Sarà una prima volta con l'Opera di Roma anche per il maestro venezuelano Diego Matheuz, sul podio per dirigere la partitura complessa che impegna l' orchestra, il coro e le voci bianche, e il corpo di ballo. Bernstein stesso definì la composizione che gli era stata commissionata dalla vedova del Presidente Kennedy "un pezzo teatrale per cantanti, musicisti e ballerini".
L'autore di West Side Story fu massacrato dalla critica dopo la rappresentazione a Washington nel 1971 e reagì talmente male che smise per tre anni di comporre dedicandosi esclusivamente alla direzione. "Chi se ne frega delle stroncature - ha osservato Michieletto -. Molti titoli di opere celebri come il Barbiere di Siviglia e Carmen al debutto furono un disastro. Siamo in buona compagnia. La nostra è una sfida mai fatta in Italia per proporre al pubblico un repertorio diverso". Mass ha tante cose dentro, ha spiegato il regista. "Nasce con uno spunto ecumenico e anche il mio modo di lavorare lo è. Il segreto della riuscita di uno spettacolo è fare in modo che il team possa esprimere al meglio la qualità, quel qualcosa che fa la differenza, alzando sempre l' asticella. Sono una spugna che ruba idee a tutti, ma lascio libero chi lavora con me".
Il muro, dunque, come un peso che incombe sulla storia e si ripropone in questi mesi di guerra in Ucraina. Sarà al centro della scena e una videoproiezione descriverà tutti i muri costruiti nel mondo, dal Messico alla Palestina, passando per l'Ungheria. "Chi deve difendere la propria ricchezza erige muri.

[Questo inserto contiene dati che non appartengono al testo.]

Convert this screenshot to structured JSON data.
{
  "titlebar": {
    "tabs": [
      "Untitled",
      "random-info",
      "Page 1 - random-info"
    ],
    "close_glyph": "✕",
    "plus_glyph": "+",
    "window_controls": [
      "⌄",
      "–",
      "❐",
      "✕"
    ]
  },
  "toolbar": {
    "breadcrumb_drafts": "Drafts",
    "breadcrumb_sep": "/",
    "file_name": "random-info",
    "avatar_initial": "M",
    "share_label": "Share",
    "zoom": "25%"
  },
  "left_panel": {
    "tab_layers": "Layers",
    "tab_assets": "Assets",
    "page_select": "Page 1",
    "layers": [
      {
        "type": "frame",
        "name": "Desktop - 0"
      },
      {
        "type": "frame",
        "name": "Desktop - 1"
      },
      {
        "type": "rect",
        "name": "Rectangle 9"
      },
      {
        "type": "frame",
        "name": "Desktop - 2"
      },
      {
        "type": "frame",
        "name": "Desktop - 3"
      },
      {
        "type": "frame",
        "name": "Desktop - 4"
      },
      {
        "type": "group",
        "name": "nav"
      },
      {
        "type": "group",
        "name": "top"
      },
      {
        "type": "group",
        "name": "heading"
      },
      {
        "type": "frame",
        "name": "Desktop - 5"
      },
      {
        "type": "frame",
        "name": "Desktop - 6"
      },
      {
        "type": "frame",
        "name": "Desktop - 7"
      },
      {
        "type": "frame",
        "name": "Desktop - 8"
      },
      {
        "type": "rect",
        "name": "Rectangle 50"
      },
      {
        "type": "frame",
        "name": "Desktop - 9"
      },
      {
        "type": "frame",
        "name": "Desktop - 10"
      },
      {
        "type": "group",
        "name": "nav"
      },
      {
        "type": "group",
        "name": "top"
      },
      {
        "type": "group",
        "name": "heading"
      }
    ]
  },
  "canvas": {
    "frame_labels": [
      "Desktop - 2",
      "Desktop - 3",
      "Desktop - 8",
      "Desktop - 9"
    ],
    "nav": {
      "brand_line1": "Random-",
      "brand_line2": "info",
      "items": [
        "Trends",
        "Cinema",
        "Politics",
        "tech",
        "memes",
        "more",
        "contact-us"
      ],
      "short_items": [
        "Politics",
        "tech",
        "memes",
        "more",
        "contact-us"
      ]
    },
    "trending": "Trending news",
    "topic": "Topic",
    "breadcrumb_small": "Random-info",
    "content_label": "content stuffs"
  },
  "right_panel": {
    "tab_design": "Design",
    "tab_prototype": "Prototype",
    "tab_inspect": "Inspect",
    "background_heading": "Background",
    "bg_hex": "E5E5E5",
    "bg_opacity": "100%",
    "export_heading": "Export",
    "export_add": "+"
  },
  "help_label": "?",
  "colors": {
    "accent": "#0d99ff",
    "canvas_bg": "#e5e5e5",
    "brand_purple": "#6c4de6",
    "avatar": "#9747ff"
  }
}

Ma i muri li portiamo anche dentro di noi - dice Michieletto - : sono le nostre paure, i nostri pregiudizi, rappresentano l'impossibilità di comunicare, la volontà di sottrarre agli occhi quello che c'è dall'altra parte, per chiudersi nelle proprie sicurezze". A costruire in scena il muro saranno gli 'street singers', l'elemento distruttivo della fede, che provocheranno e insulteranno il Celebrante, il baritono Markus Werba (al debutto anche lui), costringendolo a rivivere l' umiliazione subìta da Cristo nella sua Passione. "Ma il muro sarà attraversato da altri uomini e verrà distrutto - aggiunge - L'opera si chiuderà con un'immagine positiva. Chi sta attraversando il mare della sofferenza e della desolazione per aver cercato di abbattere i muri, vedrà una luce di speranza".
Agli 'street singers', 21 artisti tutti italiani scelti dopo 80 audizioni, è affidato un ruolo fondamentale, la danza è in rapporto strettissimo con l' elemento musicale che altrimenti rischierebbe di sovrastare. "Non c'era momento migliore per fare Mass - spiega il maestro Matheuz -. E' un pezzo che mette insieme stili diversi, il jazz, il rock, la classica. Bernstein era molto avanti rispetto agli altri. E' una fortuna poterla dirigere in un posto magico come Caracalla con un regista che ha mille idee".
"Questa grande partitura in questa produzione ci racconta l'attualità in modo emozionante e commovente sui muri reali e metaforici - sottolinea il sovrintendente Francesco Giambrone -.
Non è questo il mondo e l'Europa che vogliamo. Lo diciamo ora con una composizione di tanti anni fa alla quale Michieletto e Mattheuz restituiscono l'attualità, la forza e il senso della testimonianza civile". Mass avrà due repliche il 3 e il 5 luglio.